Surface Motion and Topographic Effects on Ice Thickness Inversion for High Mountain Asia Glaciers: A Comparison Study from Three Numerical Models

Abstract

Several studies have evaluated the accuracy of ice thickness model inversions, but the effects of surface velocity and topographic factors have not been fully studied. Because of the important potential of models for estimating regional and global ice thickness, the influence of the characteristics of the glaciers themselves on the models is unknown. Therefore, we estimated the thickness of 10 glaciers in HMA based on remote sensing data using the GlabTop2, GV22, and VOLTA models, and we analyzed the factors affecting accuracy.
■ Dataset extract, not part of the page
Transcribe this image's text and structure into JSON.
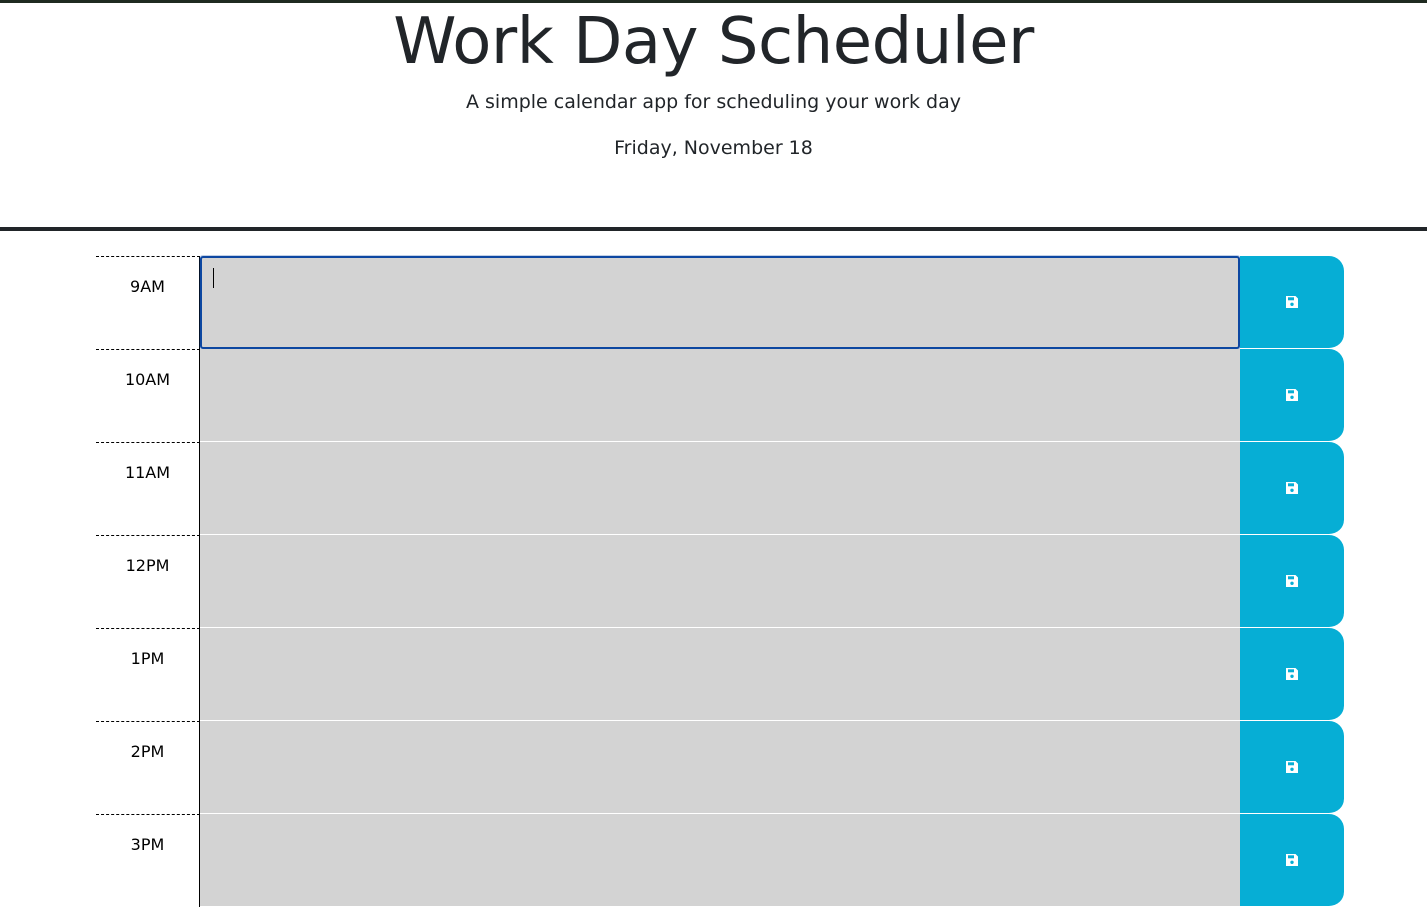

The first two models are representative of the widely used shallow ice approximation and laminar flow theory, and the latter is a new model based on shallow ice approximation. The results show that the RMSEs for GlabTop2, VOLTA, and GV22 are 36.6 m, 56.8 m, and 63.2 m, respectively. The accuracy of the three models differed obviously under the influence of different slopes, aspects, and surface velocities. In contrast to glaciers with higher surface velocities, GV22 is more suitable for glaciers with smaller surface velocities, and the accuracy of the model is significantly reduced when surface velocities are greater than 50 m/yr. Aspect has an effect on the accuracy of the GV22 ice thickness inversion but not on the other models. Ice thicknesses estimated using the three models is more reliable at surface slopes of 16–24°. These three models do not apply to gentle glaciers such as icecaps. Our study provides an important reference for choosing a suitable model to invert the glacier thickness in HMA.